On October 26, the model said the vice president would only win 171 Electoral College votes, which was the worst showing for a candidate since 1996, when Sen. Bob Dole ran as a Republican.
“The 2024 race for the presidency has gone from toss-up to Republican landslide, to toss-up, to a possible Democratic landslide, to toss-up, and now to a possible Republican landslide,” Miller said.
“Could prediction markets and associated election forecasts turn again with less than two weeks before the close of voting on November 5? Yes. We expect to see increased trading and high volatility in the final week of the race,” Miller added.
Since 1980, there have been 11 presidential elections.
The only one where the winning candidate had worse chances than the losing candidate was 2016, when both betting markets and regular polls didn’t see Trump winning.
CNN senior data reporter Harry Enten pointed to several factors during a network segment on Wednesday indicating that Trump is very likely to defeat Harris.
Trump and Harris are currently in a tight race, with the former president holding a narrow lead over the vice president in six of the top seven battleground states, according to RealClearPolitics averages.
But on “CNN News Central,” Enten pointed out that voter dissatisfaction with the country’s direction, President Joe Biden’s unpopularity, and high Republican registration numbers are all indicators that favor a Trump victory.
“Just 28% of Americans, voters, think the country is going in the right direction, is on the right track.

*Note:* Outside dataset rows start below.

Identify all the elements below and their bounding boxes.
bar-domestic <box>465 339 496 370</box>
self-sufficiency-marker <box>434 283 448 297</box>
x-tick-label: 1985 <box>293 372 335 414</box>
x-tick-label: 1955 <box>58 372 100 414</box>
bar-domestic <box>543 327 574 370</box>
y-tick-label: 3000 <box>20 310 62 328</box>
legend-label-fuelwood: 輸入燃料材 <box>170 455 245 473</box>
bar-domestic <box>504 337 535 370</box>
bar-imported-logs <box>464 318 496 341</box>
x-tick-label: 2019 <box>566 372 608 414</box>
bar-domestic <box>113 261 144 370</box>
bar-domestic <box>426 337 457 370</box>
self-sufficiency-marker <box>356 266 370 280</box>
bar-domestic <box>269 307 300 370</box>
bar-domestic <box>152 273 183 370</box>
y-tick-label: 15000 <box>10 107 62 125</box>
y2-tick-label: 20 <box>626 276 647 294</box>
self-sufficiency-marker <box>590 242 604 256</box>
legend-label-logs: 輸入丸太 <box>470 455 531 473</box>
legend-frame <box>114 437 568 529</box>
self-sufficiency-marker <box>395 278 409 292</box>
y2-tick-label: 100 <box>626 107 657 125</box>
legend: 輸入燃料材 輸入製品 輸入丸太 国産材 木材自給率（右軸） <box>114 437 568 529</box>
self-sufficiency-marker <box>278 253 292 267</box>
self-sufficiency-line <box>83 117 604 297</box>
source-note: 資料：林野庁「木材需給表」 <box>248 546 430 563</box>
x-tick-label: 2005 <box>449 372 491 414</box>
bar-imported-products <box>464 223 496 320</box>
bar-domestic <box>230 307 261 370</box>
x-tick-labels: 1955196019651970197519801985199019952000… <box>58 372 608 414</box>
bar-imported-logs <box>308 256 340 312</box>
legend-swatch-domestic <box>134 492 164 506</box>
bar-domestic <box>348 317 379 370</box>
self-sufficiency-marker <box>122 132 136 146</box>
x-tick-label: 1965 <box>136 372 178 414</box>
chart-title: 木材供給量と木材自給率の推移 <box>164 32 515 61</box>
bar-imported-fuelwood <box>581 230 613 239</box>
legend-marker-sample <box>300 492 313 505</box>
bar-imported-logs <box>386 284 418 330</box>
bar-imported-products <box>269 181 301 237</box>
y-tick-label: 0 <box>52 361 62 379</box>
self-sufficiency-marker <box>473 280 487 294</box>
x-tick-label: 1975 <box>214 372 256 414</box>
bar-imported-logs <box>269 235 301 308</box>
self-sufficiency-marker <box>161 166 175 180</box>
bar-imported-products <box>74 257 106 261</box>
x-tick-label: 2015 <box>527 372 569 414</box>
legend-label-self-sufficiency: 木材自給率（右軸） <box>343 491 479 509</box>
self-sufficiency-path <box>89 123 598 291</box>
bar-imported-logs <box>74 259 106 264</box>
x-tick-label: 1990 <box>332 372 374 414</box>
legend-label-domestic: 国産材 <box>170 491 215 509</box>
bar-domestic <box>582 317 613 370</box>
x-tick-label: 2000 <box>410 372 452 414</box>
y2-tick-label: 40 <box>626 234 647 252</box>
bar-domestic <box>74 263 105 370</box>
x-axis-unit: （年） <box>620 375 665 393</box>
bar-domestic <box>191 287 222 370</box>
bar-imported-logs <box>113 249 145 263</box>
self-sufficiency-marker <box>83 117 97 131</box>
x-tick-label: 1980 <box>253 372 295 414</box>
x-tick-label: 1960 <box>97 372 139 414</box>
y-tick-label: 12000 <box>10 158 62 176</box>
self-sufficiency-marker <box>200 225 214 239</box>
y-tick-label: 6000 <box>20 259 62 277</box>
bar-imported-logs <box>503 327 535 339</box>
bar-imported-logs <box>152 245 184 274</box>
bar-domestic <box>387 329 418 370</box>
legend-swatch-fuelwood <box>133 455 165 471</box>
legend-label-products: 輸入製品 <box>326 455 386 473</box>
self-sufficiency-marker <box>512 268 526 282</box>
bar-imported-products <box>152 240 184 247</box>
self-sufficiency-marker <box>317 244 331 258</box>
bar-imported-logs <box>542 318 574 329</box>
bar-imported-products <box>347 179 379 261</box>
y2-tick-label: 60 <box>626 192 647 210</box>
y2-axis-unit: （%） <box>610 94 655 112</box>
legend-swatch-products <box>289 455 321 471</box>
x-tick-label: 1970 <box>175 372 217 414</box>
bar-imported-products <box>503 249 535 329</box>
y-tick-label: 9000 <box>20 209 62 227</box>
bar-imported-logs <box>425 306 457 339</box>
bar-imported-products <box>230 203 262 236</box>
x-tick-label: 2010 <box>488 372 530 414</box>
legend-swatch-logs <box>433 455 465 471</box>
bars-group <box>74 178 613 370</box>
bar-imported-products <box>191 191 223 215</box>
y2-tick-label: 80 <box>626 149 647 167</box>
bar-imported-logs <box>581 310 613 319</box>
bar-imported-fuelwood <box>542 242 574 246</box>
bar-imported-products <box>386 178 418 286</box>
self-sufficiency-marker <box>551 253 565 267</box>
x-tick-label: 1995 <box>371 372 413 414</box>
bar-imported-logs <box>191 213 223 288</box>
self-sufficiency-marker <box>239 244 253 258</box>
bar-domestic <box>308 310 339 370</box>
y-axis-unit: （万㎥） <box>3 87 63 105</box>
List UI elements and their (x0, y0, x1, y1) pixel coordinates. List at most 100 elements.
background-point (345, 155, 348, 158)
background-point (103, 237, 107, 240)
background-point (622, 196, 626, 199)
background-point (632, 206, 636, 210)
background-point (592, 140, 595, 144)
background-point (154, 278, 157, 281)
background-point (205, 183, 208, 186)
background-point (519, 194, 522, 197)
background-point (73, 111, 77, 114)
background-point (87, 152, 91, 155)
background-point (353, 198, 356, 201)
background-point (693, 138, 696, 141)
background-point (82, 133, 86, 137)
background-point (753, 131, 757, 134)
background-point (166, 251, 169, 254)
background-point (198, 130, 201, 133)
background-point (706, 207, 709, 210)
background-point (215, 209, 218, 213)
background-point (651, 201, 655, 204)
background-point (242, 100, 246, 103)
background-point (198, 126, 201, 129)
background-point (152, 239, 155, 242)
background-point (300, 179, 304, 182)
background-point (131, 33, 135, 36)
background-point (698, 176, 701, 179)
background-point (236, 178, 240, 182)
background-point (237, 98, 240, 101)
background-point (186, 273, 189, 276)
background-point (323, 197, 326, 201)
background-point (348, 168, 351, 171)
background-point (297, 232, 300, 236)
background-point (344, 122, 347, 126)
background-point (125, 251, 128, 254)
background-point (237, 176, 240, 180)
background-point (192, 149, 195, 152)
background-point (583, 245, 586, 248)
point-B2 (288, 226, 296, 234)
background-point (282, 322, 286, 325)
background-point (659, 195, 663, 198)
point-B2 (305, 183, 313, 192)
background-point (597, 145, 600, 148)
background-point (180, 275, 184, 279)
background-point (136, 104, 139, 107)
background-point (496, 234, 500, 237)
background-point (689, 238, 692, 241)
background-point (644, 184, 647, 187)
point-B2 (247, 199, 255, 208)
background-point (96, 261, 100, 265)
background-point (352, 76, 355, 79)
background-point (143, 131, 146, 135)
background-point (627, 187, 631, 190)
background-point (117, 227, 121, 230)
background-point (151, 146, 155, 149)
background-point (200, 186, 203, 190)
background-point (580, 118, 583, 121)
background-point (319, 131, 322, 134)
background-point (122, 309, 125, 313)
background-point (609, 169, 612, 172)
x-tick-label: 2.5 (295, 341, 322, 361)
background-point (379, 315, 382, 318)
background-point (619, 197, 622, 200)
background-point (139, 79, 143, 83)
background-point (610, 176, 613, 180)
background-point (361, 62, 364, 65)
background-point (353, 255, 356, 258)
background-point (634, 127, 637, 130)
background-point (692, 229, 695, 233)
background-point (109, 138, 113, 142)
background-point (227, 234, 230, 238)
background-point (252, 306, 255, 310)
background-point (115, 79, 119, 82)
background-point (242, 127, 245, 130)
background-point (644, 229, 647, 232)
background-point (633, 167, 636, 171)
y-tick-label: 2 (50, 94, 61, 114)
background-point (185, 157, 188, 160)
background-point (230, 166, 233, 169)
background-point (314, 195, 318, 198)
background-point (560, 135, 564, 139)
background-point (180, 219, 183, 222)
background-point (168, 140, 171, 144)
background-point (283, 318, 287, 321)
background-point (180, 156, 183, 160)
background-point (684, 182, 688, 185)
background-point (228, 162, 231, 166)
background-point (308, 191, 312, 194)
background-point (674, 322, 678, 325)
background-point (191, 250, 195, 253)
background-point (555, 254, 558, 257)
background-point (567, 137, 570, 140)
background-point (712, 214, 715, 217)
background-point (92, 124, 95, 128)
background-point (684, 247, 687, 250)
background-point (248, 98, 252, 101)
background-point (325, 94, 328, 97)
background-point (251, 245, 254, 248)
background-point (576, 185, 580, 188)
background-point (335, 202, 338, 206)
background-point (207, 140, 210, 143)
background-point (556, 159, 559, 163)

And I want to put that into a historical perspective for you. Okay, what’s the average percentage of the public that thinks that the country is on the right track when the incumbent party loses? It’s 25%,” Enten said.
“That 25% looks an awful bit like that 28% up there. It doesn’t look anything, anything like this 42% [average when the incumbent party won] doesn’t look anything like this 28%. So, the bottom line is very few Americans think the country is on the right track at this particular point. It tracks much more with when the incumbent party loses than with [when] it wins,” he continued.
Enten further pointed out that Biden’s low approval rating may historically suggest a loss for Harris because previous presidents with net negative approval ratings have not been succeeded by candidates from their own party.
“In fact, I went back through history, there isn’t a single time in which 28% of the American public thinks the country is going on the right track in which the incumbent party actually won,” Enten noted further. “They always lose when just 28% of the country believes that the country is on the right track.”
“Now, we don’t know if Kamala Harris is going to succeed Joe Biden, but we know back in 2008, George W. Bush’s approval rating was down in the 20’s. Did a Republican succeed George W. Bush? No. How ’bout in 1968? Lyndon Baines Johnson, his net approval rating was negative. Did a Democrat succeed Lyndon Baines Johnson? No,” the data reporter said. “How ’bout in ’52 Harry S. Truman, his approval rating was in the 20’s, if not the upper teens.”